Świetnym przykładem jest tu Skoda Fabia z silnikiem 1.4 TDI o mocy 105 KM. W przypadku auta z klimatyzacją, elektrycznie sterowanymi przednimi szybami, radiem i centralnym zamkiem comiesięczna rata wynajmu, która łącznie z pakietem serwisowym i ubezpieczeniem wyniesie 1272 zł. Po wygaśnięciu 36-miesięcznej umowy leasingowej, wartość samochodu wyniesie 40 proc. początkowej ceny.

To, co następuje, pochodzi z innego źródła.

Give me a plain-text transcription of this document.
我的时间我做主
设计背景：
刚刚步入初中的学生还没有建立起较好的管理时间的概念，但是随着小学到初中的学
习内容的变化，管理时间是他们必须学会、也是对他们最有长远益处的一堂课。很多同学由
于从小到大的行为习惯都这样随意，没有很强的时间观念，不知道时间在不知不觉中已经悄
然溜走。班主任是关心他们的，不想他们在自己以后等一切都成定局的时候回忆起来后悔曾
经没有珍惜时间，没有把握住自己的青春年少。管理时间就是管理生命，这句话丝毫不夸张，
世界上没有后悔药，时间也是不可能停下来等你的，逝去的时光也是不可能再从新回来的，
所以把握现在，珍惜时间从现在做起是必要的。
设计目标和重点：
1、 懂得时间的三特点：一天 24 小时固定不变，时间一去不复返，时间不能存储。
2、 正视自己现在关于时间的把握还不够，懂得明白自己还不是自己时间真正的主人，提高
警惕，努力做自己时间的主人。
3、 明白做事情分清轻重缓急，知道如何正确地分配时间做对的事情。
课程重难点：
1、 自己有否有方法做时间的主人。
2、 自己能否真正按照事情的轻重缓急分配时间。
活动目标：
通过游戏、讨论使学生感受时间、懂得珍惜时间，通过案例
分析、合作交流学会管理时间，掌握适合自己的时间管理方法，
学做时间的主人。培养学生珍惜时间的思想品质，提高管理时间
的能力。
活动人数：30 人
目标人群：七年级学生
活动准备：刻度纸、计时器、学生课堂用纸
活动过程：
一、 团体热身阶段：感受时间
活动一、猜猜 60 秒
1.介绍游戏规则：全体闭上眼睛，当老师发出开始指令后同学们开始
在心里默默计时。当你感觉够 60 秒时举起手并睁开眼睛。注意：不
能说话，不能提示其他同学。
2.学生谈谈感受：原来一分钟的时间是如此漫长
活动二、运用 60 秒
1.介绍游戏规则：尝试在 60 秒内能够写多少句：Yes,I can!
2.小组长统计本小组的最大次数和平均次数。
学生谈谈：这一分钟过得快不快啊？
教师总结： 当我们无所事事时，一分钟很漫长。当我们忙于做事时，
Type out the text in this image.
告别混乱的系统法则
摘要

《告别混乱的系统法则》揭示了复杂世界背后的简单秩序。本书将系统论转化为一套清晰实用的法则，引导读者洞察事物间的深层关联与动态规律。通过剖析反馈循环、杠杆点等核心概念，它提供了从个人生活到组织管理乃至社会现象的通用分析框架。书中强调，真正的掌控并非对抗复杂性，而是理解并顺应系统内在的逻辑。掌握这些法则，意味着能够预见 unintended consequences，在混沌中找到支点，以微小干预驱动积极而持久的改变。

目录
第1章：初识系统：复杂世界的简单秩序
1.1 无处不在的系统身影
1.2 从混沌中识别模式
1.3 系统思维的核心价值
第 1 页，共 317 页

Jeśli jednak klient zdecyduje się na samochód, który dodatkowo będzie miał elektrycznie sterowane lusterka i tylne szyby, a także czujniki parkowania z tyłu - wartość rezydualna po wygaśnięciu umowy wzrośnie do 43 proc., a rata wyniesie 1269 zł/miesiąc. Tak naprawdę, dodatkowe elementy wyposażenia otrzymuje więc za darmo.
Podobnie sytuacja przedstawia się w przypadku droższych modeli. Kupujący zainteresowany Audi A6 z silnikiem 2.0 TDI o mocy 190 KM będzie co miesiąc płacił 3430 zł, jeśli wyposaży samochód w biksenonowe oświetlenie, podgrzewane fotele i system nawigacji satelitarnej. Wartość samochodu po 3 latach użytkowania wyniesie 42 proc. początkowej ceny.
Bardziej wymagający klient, który dodatkowo wybierze automatyczną skrzynię biegów i skórzaną tapicerkę, zapłaci co miesiąc 3450 zł, a więc zaledwie o 20 zł więcej. Wycena uwzględnia bowiem wyższą wartość rezydualną po 36 miesiącach, która wyniesie 47 proc. początkowej ceny.
Warto pamiętać, że w tej klasie aut wybór automatycznej skrzyni staje się wręcz koniecznością. Taka przekładnia daje kierowcy zdecydowanie większy komfort jazdy w mieście, lepiej współpracuje z aktywnym tempomatem i aktywnymi systemami bezpieczeństwa. Samochody z przekładnią manualną w segmencie premium praktycznie są niesprzedawalne, a przez to drastycznie tracą na wartości.
Dlaczego warto postawić na lepsze wyposażenie?
Decydując się na wynajem długoterminowy, nie warto zakładać, że najtańszą opcją jest wybór słabo wyposażonego modelu. Powinniśmy dokładnie przeanalizować inne, dostępne warianty. Może się okazać, że ze względu na wymagania rynku wtórnego w kwestii wyposażenia, które podnosi komfort użytkowania samochodu i prestiż właściciela, niektóre opcje możemy otrzymać „za darmo” lub za niewielką dopłatą.